Thereupon they strive to reach the shelf, some by the overhanging wall, the rest by leaping; but all their efforts are in vain.

Meanwhile the leader has succeeded in gaining the higher ledge, from which by craning her neck she is able to see the hare beneath, who indeed is within a few feet of her.

The upper shelf is semicircular, and point after point of its circumference she examines in the hope of being able to get at her prey. Soon she discovers a notch. From this, twisting her lissom body, she tries to leap to the lower shelf, only to fail, and narrowly escape falling over the precipice. She is soon back for another attempt. Once and again she is near succeeding. Had the indent been a little deeper, had the under ledge projected but another inch, had it only been a little lower, she must have flung herself on to it; but as it stood, it was beyond her skill.

Her resources, however, were not exhausted. Resting her fore feet on the edge of the shelf, every toe extended and every claw gripping the rock, she lowered her long white body and swung it to and fro like a ghostly pendulum. Now this way, now that, it oscillated, till presently at the full extent of her inward swing she let go—falling on her back within a few inches of the hare.

Then he showed the wonderful grit that was in him. As she fell he rose, lashed out with his powerful hind legs and sent her flying by a kick that drove her over the edge, down, down, down to the raging waters far below.

The loss of their leader discouraged the rest of the pack. As if in distress, they kept darting up and down the track till a deluge of rain drove them off.

The hare was left master of the field.

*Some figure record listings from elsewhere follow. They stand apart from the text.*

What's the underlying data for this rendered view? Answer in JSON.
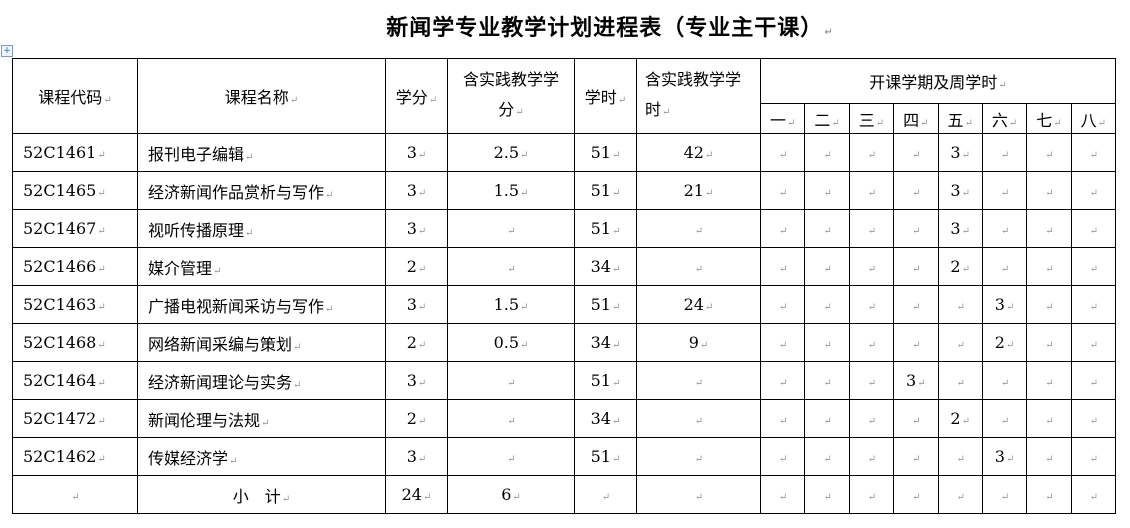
{
  "title": "新闻学专业教学计划进程表（专业主干课）",
  "headers": {
    "code": "课程代码",
    "name": "课程名称",
    "credits": "学分",
    "practice_credits": "含实践教学学分",
    "hours": "学时",
    "practice_hours": "含实践教学学时",
    "semester_group": "开课学期及周学时",
    "semesters": [
      "一",
      "二",
      "三",
      "四",
      "五",
      "六",
      "七",
      "八"
    ]
  },
  "rows": [
    {
      "code": "52C1461",
      "name": "报刊电子编辑",
      "credits": "3",
      "practice_credits": "2.5",
      "hours": "51",
      "practice_hours": "42",
      "sem": [
        "",
        "",
        "",
        "",
        "3",
        "",
        "",
        ""
      ]
    },
    {
      "code": "52C1465",
      "name": "经济新闻作品赏析与写作",
      "credits": "3",
      "practice_credits": "1.5",
      "hours": "51",
      "practice_hours": "21",
      "sem": [
        "",
        "",
        "",
        "",
        "3",
        "",
        "",
        ""
      ]
    },
    {
      "code": "52C1467",
      "name": "视听传播原理",
      "credits": "3",
      "practice_credits": "",
      "hours": "51",
      "practice_hours": "",
      "sem": [
        "",
        "",
        "",
        "",
        "3",
        "",
        "",
        ""
      ]
    },
    {
      "code": "52C1466",
      "name": "媒介管理",
      "credits": "2",
      "practice_credits": "",
      "hours": "34",
      "practice_hours": "",
      "sem": [
        "",
        "",
        "",
        "",
        "2",
        "",
        "",
        ""
      ]
    },
    {
      "code": "52C1463",
      "name": "广播电视新闻采访与写作",
      "credits": "3",
      "practice_credits": "1.5",
      "hours": "51",
      "practice_hours": "24",
      "sem": [
        "",
        "",
        "",
        "",
        "",
        "3",
        "",
        ""
      ]
    },
    {
      "code": "52C1468",
      "name": "网络新闻采编与策划",
      "credits": "2",
      "practice_credits": "0.5",
      "hours": "34",
      "practice_hours": "9",
      "sem": [
        "",
        "",
        "",
        "",
        "",
        "2",
        "",
        ""
      ]
    },
    {
      "code": "52C1464",
      "name": "经济新闻理论与实务",
      "credits": "3",
      "practice_credits": "",
      "hours": "51",
      "practice_hours": "",
      "sem": [
        "",
        "",
        "",
        "3",
        "",
        "",
        "",
        ""
      ]
    },
    {
      "code": "52C1472",
      "name": "新闻伦理与法规",
      "credits": "2",
      "practice_credits": "",
      "hours": "34",
      "practice_hours": "",
      "sem": [
        "",
        "",
        "",
        "",
        "2",
        "",
        "",
        ""
      ]
    },
    {
      "code": "52C1462",
      "name": "传媒经济学",
      "credits": "3",
      "practice_credits": "",
      "hours": "51",
      "practice_hours": "",
      "sem": [
        "",
        "",
        "",
        "",
        "",
        "3",
        "",
        ""
      ]
    }
  ],
  "subtotal": {
    "label": "小　计",
    "credits": "24",
    "practice_credits": "6"
  }
}
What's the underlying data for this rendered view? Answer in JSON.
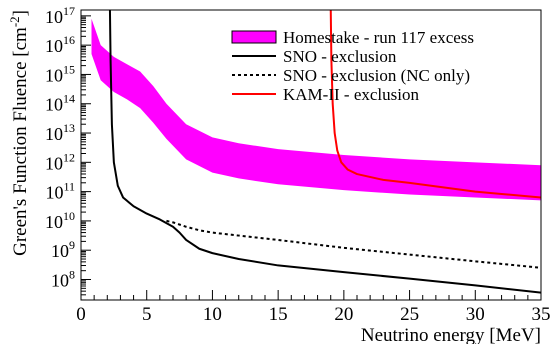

His flank rose and fell more quickly than its wont, the pupils of his eyes were distended as never before, but already he was planning his escape, and had chosen the retreat he would make for.

Hours of blinding rain followed, lightning occasionally lit up the blackness shrouding cliff and sea; it was no weather for any living thing to be abroad in, and indeed nothing appeared till near dawn, when a bedraggled white creature made her way with difficulty up the face of the cliff and staggered to the track. It was the leader of the stoats, who after struggling with the backwash which had nearly buffeted the life out of her, had managed to land, and after a long rest, come back for her followers.

Awhile she stood beneath the ledge and looked up. Too feeble to do more, she meant to return at dusk to pit her wit against the hare’s, in some way to get at him, drive her fangs into his great vein and drink deep of his blood: she was even thinking of the feast in prospect as she crawled away on the trail of the pack.

She was, however, reckoning without her host. In as wild a dawn as ever broke upon the Land’s End, the hare leapt from his sanctuary and stole over the rain-lashed moor to Chapel Carn Brea, where, happy in the thought that the downpour would destroy all trace of his trail, he fell soundly asleep, nor even dreamt of the terrible ordeal through which he had passed.